Their case was not so much an attempt at ‘making brick from straw’ but ‘making brick from wisps of straw,’ he said, adding that the claim was ‘so weak it probably shouldn’t have been brought.’
The mews, where houses sell for over £3million, was originally built to provide stables and coach house accommodation for large houses on nearby Ennismore Gardens
He said the evidence suggested that the cupboard had probably been annexed and bricked up in a clandestine ‘land grab’ by a previous owner of the flat around 2011.
‘The best inference is that the leaseholders in 2011 made a land grab of the cupboard space, which was not authorised and they knew wasn’t authorised,’ he said.

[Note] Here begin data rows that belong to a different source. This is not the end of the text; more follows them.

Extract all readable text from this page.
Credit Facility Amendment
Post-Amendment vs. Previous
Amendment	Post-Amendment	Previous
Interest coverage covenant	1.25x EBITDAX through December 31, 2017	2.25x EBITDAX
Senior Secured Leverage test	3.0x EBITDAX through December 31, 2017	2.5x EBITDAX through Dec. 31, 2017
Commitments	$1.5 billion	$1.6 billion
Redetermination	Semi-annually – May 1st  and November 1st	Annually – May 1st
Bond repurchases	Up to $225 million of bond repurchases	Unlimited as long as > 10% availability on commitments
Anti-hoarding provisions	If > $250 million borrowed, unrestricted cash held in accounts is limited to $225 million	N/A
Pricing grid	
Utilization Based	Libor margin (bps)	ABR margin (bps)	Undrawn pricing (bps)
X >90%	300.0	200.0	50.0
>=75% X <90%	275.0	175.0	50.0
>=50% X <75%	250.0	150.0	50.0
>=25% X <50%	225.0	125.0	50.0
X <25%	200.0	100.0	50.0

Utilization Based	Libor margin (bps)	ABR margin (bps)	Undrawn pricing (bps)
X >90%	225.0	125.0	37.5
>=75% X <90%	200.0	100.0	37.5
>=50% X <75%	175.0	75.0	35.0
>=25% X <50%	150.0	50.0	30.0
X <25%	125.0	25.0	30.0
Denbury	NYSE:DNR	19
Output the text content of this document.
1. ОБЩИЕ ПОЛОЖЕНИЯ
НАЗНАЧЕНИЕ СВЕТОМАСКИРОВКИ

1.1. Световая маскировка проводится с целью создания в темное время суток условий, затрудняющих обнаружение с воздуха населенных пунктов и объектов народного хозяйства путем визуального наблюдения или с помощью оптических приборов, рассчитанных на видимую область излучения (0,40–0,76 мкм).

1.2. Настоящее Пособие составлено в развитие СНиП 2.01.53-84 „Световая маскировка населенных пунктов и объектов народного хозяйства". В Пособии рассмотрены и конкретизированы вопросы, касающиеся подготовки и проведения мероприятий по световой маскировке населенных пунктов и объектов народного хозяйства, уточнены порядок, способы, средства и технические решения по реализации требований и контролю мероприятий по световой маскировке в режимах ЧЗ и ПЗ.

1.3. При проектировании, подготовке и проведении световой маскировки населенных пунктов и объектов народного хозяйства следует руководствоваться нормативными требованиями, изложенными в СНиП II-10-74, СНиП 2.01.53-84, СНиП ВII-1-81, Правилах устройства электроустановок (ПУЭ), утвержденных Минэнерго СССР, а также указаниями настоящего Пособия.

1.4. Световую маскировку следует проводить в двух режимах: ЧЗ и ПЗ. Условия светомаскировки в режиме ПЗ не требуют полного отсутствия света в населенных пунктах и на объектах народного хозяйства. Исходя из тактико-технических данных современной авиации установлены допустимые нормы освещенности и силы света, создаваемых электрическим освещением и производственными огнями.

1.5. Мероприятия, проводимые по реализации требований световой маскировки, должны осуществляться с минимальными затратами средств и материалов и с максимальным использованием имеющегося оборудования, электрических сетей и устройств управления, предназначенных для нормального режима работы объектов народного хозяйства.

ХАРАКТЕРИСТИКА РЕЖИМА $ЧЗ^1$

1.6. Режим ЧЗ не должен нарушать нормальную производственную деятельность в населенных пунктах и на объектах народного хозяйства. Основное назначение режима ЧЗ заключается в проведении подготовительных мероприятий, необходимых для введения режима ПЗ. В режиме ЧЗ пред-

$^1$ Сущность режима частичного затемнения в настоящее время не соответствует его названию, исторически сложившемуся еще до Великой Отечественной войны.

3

‘Leaving the door in situ and blocking from the inside was consistent with this work being done surreptitiously and with no true belief in ownership of the cupboard.
‘I don’t accept that Dr Zyapkov and Ms Grigore could have the reasonable belief that the area of the cupboard was incorporated into the flat.
‘It is quite obvious to me that the attempted acquisition of the cupboard was carried out clandestinely.
‘What else could possibly be the explanation for leaving in situ the external door, appearing to manifest that nothing had happened when in fact there had been the insertion of a brick wall, blocking access to what had been the cupboard?
‘Something had obviously gone on.’
He found that the cupboard remained within the title to the Knights’ house, which is owned by Mrs Knight, and rejected the harassment and nuisance claims brought by Dr Zyapkov and Mrs Grigore.
Had the couple simply arranged a surveyor’s report before buying their flat, they would have known there was a problem with the cupboard and it was a ‘serious error of judgment’ not to obtain one, he said.
Concluding, he added: ‘One very much hopes that the parties will be able to move forward.
‘As with every neighbours’ dispute, everyone enters the court door thinking they’re going to win and at least one goes out having lost.
‘But in reality, they have all lost because although they must go forward with their relationship coloured by this judgment they must live cheek by jowl with each other.
‘One hopes this will be an opportunity for a fresh start by these neighbours.’
He made an order that the cupboard be returned to the Knights and that their neighbours must foot the lawyers’ bills for the dispute.
They have to pay £18,000 up front towards the Knights’ bills, which are estimated to be over £50,000, on top of their own costs of around £52,000.
For the losing couple, Mr Becker said that they may now be selling up and leaving.